Senior Data Engineer at ResearchGATE
Berlin, DE
The web was created by scientists and for scientists, to foster scientific collaboration and drive progress for a better world. Join our team to take the web back to its roots and achieve that original mission.
We’re a passionate team of pragmatic optimists from around the world and from many different backgrounds. Together, we focus on building great products that change the way scientists communicate for the better.
We love what we do. We connect the world of science and make research open to all.
Objective of the Role
As part of ResearchGate’s data engineering teams, you empower decision making processes for product managers and data scientists by continuously improving data pipelines and architecture.
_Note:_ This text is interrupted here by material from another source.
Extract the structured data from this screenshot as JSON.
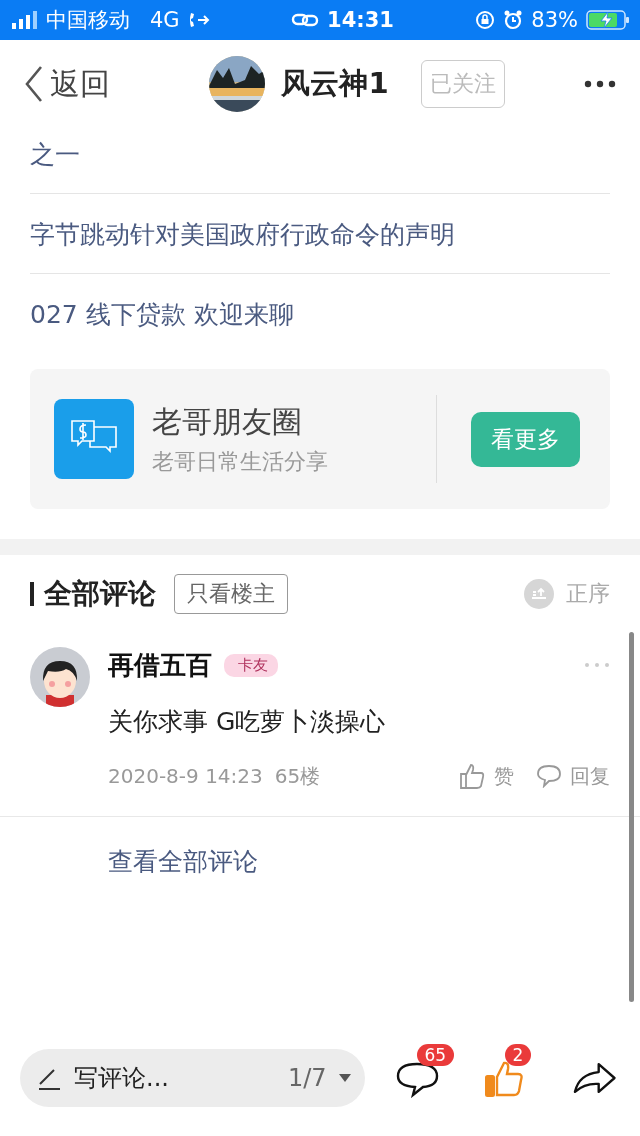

To ensure fast and reliable data access, shaping and working on a long-term vision for our data and machine learning infrastructure is important. Join us to empower ResearchGate and make science happen faster.


  • Become an essential member of our Machine Learning Infrastructure Architecture Team and shape the long-term vision of ML at ResearchGate
  • Develop a system that enables data teams to quickly iterate on ML-based workloads and easily deploy their models to our production systems
  • Ensure that the data pipelines we use at ResearchGate are ready for future challenges
  • Provide technical leadership, influence, and partner with fellow engineers to architect, design and build infrastructure that withstands scale and availability while reducing operational overhead
  • Engineer efficient, adaptable and scalable data architectures to make building and maintaining big data applications easy and enjoyable for others
  • Build fault tolerant, self-healing, adaptive, and highly accurate data computational pipelines
  • Work with data scientists, data analysts, backend engineers, and product managers to solve problems, identify trends and leverage the data we produce
  • Build workflows involving large datasets and/or machine learning models in production using distributed computing and big data processing concepts and technologies


  • Experience in designing and implementing data pipelines and ML applications
  • Working with data at the petabyte scale
  • Design and operation of robust distributed systems
  • Experience with Java is preferred
  • Working knowledge of relational databases and query authoring (SQL)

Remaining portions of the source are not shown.